Groups across South Yorkshire run events including the ‘Alternative Christmas Markets’ in a bid to make people more conscious of their spending decisions this year. The markets showcase crafters who use recycled and upcycled materials to create gifts in a way to help the planet.

A spokesperson for South Yorkshire Climate Alliance said: “We know that a lot of people have a strong emotional attachment to Christmas, which is why we don’t want to be Scrooge and tell everyone to stop celebrating.

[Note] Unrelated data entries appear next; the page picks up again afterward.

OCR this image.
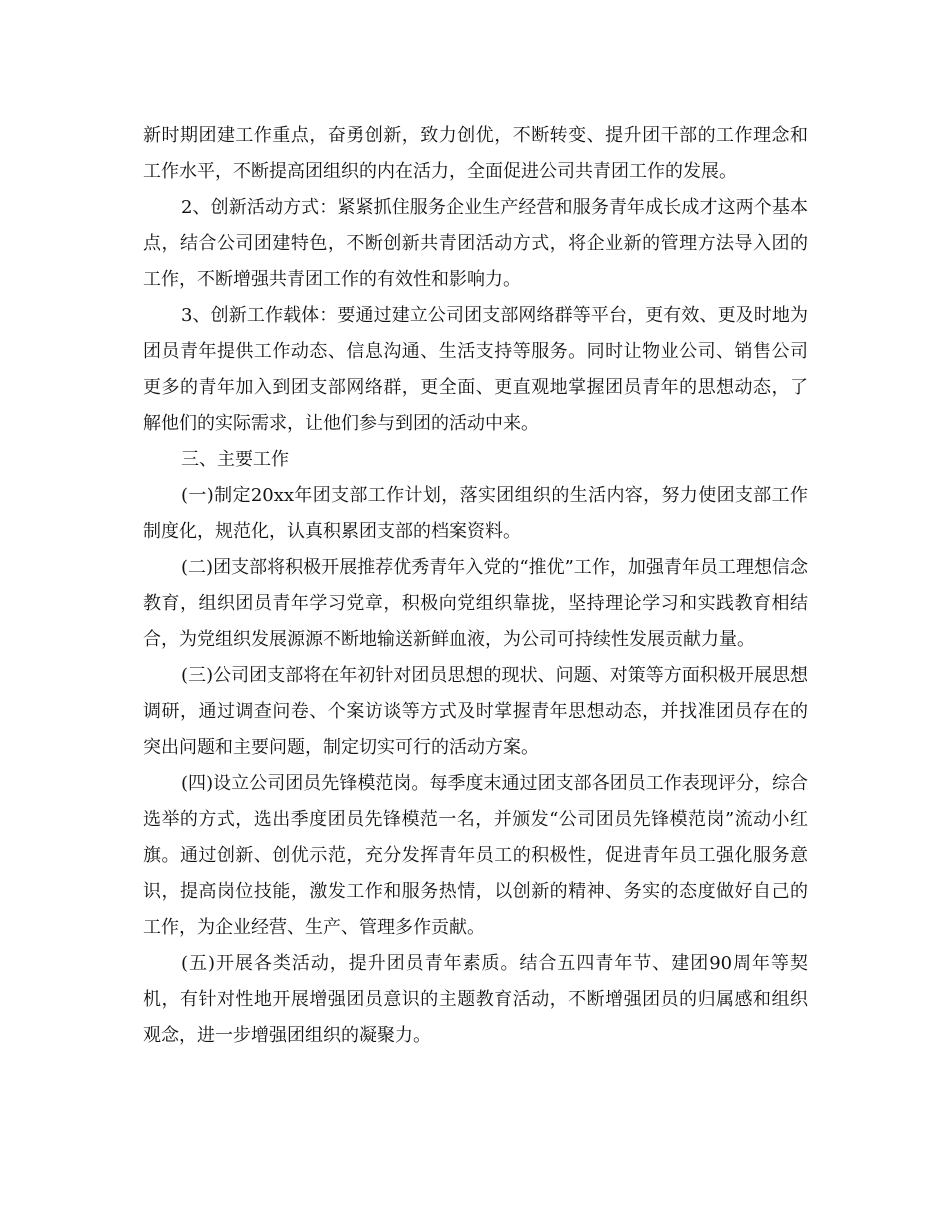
新时期团建工作重点，奋勇创新，致力创优，不断转变、提升团干部的工作理念和工作水平，不断提高团组织的内在活力，全面促进公司共青团工作的发展。

2、创新活动方式：紧紧抓住服务企业生产经营和服务青年成长成才这两个基本点，结合公司团建特色，不断创新共青团活动方式，将企业新的管理方法导入团的工作，不断增强共青团工作的有效性和影响力。

3、创新工作载体：要通过建立公司团支部网络群等平台，更有效、更及时地为团员青年提供工作动态、信息沟通、生活支持等服务。同时让物业公司、销售公司更多的青年加入到团支部网络群，更全面、更直观地掌握团员青年的思想动态，了解他们的实际需求，让他们参与到团的活动中来。

三、主要工作

(一)制定20xx年团支部工作计划，落实团组织的生活内容，努力使团支部工作制度化，规范化，认真积累团支部的档案资料。

(二)团支部将积极开展推荐优秀青年入党的“推优”工作，加强青年员工理想信念教育，组织团员青年学习党章，积极向党组织靠拢，坚持理论学习和实践教育相结合，为党组织发展源源不断地输送新鲜血液，为公司可持续性发展贡献力量。

(三)公司团支部将在年初针对团员思想的现状、问题、对策等方面积极开展思想调研，通过调查问卷、个案访谈等方式及时掌握青年思想动态，并找准团员存在的突出问题和主要问题，制定切实可行的活动方案。

(四)设立公司团员先锋模范岗。每季度末通过团支部各团员工作表现评分，综合选举的方式，选出季度团员先锋模范一名，并颁发“公司团员先锋模范岗”流动小红旗。通过创新、创优示范，充分发挥青年员工的积极性，促进青年员工强化服务意识，提高岗位技能，激发工作和服务热情，以创新的精神、务实的态度做好自己的工作，为企业经营、生产、管理多作贡献。

(五)开展各类活动，提升团员青年素质。结合五四青年节、建团90周年等契机，有针对性地开展增强团员意识的主题教育活动，不断增强团员的归属感和组织观念，进一步增强团组织的凝聚力。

“Instead, we want people to switch to more sustainable habits such as buying less, wasting less and shopping second hand. We want to show that it is possible to have an eco-friendly Christmas and create some new Christmas traditions.

CREDIT: Maddy Winters / Against the Grain Photography

“We want to demonstrate that you can have a sustainable Christmas by buying less, buying recycled and upcycled gifts, and by making your own decor and gifts (or buying nothing, and focusing on spending quality time with loved ones instead). 

“We always aim to be as low waste as possible through using sustainable materials and being conscious of what we buy throughout the course of our project. It’s important to be as sustainable as possible all year round so that we can carry on celebrating for a long time into the future.”

So what can we do this year to lead a greener Christmas?

Wrapping paper is not recyclable. Try an alternative such as newspaper, old parcel paper or upcycle old boxes and decorate delivery boxes with the children. 

If you can afford recyclable paper don’t forget look up techniques on wrapping presents without sticky tape.

Decorate old wine glasses into snowmen and reindeers.

Reuse last year’s Christmas cards as tags.

Avoid buying boxes of chocolates, they have a lot of unnecessary packaging. Why not bake chocolates with the family?

Visit the local charity shops for decorations.

Charities such as ‘Friends of the Earth’ offer support and guidance from COVID-safe community celebrations to gifts that are good for the planet. These suggestions include renting trees and buying Christmas Bee Saver Kit. People are also following pages such as ‘Sustainably Lazy’ for ethical gift ideas for a conscious Christmas, linking pages to eco-friendly and organic produce companies.